The demographics are killing us all.  The average age of farmers is over 60 years old.  Canada has one of the oldest median ages of the OECD countries.  In the last 25 years, the number of farmers under the age of 35 has dropped by 70%.

If it wasn't for farmers, all the rich people would have to eat is money.

We have to replace the farmers who die, retire, move on, or get injured.  As the population grows, in both Canada and the world, we may need more farmers, for their is a limit on how many hours per day you can work the fields even with headlights on your tractor.

Some think Canada has a problem in recruiting new farmers.  Some think the government needs to do something about this before its too late.

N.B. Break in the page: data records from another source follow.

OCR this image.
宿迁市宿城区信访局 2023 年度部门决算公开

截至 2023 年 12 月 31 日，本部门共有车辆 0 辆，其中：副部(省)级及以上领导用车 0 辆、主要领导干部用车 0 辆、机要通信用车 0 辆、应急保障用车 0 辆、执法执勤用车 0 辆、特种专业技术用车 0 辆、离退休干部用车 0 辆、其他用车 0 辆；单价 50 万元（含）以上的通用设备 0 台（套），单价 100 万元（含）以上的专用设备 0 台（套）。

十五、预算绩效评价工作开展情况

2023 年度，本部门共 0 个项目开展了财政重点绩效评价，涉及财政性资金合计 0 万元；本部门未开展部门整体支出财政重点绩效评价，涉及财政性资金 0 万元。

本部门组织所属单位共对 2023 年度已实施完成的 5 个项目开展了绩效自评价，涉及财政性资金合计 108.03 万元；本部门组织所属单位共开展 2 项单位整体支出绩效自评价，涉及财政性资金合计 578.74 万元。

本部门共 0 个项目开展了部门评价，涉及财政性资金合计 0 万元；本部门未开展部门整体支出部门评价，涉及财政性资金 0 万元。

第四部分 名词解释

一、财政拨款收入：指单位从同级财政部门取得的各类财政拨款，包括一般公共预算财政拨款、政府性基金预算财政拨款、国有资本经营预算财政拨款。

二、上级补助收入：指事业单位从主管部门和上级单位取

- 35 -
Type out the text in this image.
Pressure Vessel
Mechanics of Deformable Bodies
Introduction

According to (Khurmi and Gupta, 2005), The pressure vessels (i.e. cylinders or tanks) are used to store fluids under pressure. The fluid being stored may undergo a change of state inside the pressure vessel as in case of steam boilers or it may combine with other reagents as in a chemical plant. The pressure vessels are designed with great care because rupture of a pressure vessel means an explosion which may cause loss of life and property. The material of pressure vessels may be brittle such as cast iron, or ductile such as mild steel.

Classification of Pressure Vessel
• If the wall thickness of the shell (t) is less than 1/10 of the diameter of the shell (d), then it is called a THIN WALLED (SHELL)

Perhaps small flock farming is a solution.  Just about anybody can learn to do it.  It can start with just a few chickens for the family's personal use.  Those who like it can decide to get a few extra for friends and neighbours the next time they buy chicks.

Assuming the oppressive 300 chicken barrier is removed, they can spread their wings and fly all the way up to 401 birds.

Before you know it, they have built an even bigger coop, and have crossed that magical $7,000 barrier.  Congratulations, you're now officially a farmer.

Finally, we can rest easy, for the decline in the farmer population has been stopped.  We have food self-sufficiency in that farmer's local community.  A food desert has been eliminated.


2 comments:

  1. what is wrong with diversity or operating a mixed farming operation...if you calculate your farm income potential with 300 meat chickens/100 laying hens/50 turkeys/some pastured pork and 50-100 share CSA......add in some value added products ....i think you could make more than $7000.

    ReplyDelete
  2. I agree with you, you have a very reasonable and sensible suggestion. There is nothing wrong with that diversified mix you propose.

    However, why should a farmer be boxed into a corner by anybody, especially the government? Should the farmer not be able to specialize in just poultry, even if it is lower earning, or riskier, or less diversified? To me, that would seem to be his right to choose, rather than being dictated to by a government agency.

    I suggest that the 300 bird limit seems to be totally arbitrary, and could be just as easily be chosen as 102 birds (the original maximum), or 300, or 400, or 2000.

    At least with 400, one has a slim hope of making the $7,000 per year. Nobody should have that opportunity removed from them without just cause.